“I have this lady and she makes these tarts with the real shortening and shredded coconut.” said Omar Canto, a driver for S & L tours in Belize City. I moved forward in my seat so I could hear him more clearly on the ride to the hotel. Canto had overheard me talking about Belizean food with my colleague and shared, “She makes sure to take off all the husks and adds the fluffy coconut to the dough and condensed milk filling. I also sell jelly rolls.” That was all I needed. My interest was piqued.
‘What do you do? Are you a cook? Do you have a shop?” My salivation-turned-question-firing garnered me a smile and invitation.”Why don’t I bring you some of the sweets I sell and you can try some for yourself.” It was set. I would get my 1st taste of Belizean snack food.

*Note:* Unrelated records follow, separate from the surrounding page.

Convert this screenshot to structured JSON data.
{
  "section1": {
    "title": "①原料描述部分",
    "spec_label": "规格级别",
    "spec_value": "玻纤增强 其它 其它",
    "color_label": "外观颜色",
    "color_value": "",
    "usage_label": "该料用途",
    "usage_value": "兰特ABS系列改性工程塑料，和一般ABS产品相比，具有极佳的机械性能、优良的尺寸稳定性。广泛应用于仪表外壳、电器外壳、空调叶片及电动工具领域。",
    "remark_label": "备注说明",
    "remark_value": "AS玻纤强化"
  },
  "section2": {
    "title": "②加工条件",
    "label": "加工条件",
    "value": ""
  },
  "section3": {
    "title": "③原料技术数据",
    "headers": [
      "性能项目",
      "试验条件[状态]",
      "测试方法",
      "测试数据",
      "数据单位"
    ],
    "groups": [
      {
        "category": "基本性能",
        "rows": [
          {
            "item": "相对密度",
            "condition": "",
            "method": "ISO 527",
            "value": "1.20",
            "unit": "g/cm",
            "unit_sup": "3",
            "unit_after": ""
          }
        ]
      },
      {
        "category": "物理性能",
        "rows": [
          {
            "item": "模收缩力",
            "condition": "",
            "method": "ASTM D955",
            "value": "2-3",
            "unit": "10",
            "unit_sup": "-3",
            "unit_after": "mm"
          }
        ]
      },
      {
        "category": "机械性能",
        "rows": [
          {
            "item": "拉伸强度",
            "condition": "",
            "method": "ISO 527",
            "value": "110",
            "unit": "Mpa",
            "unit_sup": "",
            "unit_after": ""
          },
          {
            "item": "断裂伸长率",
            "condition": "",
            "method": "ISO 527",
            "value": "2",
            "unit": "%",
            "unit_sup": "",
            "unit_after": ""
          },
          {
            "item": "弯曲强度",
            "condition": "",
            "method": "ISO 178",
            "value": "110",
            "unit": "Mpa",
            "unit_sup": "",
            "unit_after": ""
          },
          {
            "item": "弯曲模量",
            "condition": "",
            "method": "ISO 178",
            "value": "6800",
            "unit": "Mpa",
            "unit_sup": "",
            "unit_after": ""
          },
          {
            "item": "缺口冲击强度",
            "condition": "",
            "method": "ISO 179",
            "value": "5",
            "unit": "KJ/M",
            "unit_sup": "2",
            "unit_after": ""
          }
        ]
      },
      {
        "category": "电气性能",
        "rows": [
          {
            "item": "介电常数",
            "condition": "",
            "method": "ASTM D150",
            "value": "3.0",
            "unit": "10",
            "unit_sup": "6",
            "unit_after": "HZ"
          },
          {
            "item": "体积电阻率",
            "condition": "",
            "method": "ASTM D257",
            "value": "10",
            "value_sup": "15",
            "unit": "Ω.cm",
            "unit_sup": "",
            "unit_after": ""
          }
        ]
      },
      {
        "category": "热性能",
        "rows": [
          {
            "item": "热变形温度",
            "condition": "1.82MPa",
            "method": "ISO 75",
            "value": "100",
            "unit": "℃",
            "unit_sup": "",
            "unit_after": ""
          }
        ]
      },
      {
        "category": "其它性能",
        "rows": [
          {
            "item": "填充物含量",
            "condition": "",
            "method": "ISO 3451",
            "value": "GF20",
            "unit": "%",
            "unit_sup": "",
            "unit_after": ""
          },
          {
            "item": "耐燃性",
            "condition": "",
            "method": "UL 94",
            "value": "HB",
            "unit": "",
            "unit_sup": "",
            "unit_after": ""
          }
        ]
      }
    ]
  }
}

Canto is an snack vendor. A real one – not a machine that slides out heavy preservative laden fruit pies or stale chips. He sells fresh, handmade real food.
Each day, Canto collects pastries and savories made by local cooks, wraps them with a specially designed cellophane, creating a neat, perfect package for a coffee break snack. He has a regular route of businesses in Belize City that he visits during the work-week afternoons.
His specialties include coconut tarts,pumpkin pepitas, jelly rolls, cream cheese and chicken stuffed jalapenos, powderbuns (a cinnamon & brown sugar half-moon) and raisin fudge, all of which hold a special place in the heart of his customers.
Canto makes his own fudge, the recipe for which he learned from is brother. “He showed me how to cook condensed milk down low and slow to make a great caramel. I add raisins regularly or will add what ever the customer asks for.” Its texture is at first dry and crunchy, but then meltingly sweet, punctuated with the chewy grape flavor of the raisins. The caramely milk is the base ingredient found in the the pastry dough and sweet fillings of the line Canto sells.
Condensed milk is a staple in Caribbean pastry recipes, along with tetra-packed dairy products. Equatorial heat and the keeping of fresh milk have long been poor bed partners. The advent of removing water from milk in the late 1800’s to condense it before canning, created a shelf-stable product embraced by Belizean cooks. The results create a flaky crust in the jelly rolls that are filled with homemade jams, and a deeply buttery, lick-you-lips quality to the tarts.
“These are old fashioned recipes and not a lot of people know how to make them anymore. I like to give people a piece of their childhood while they are busy at work.” Canto stated.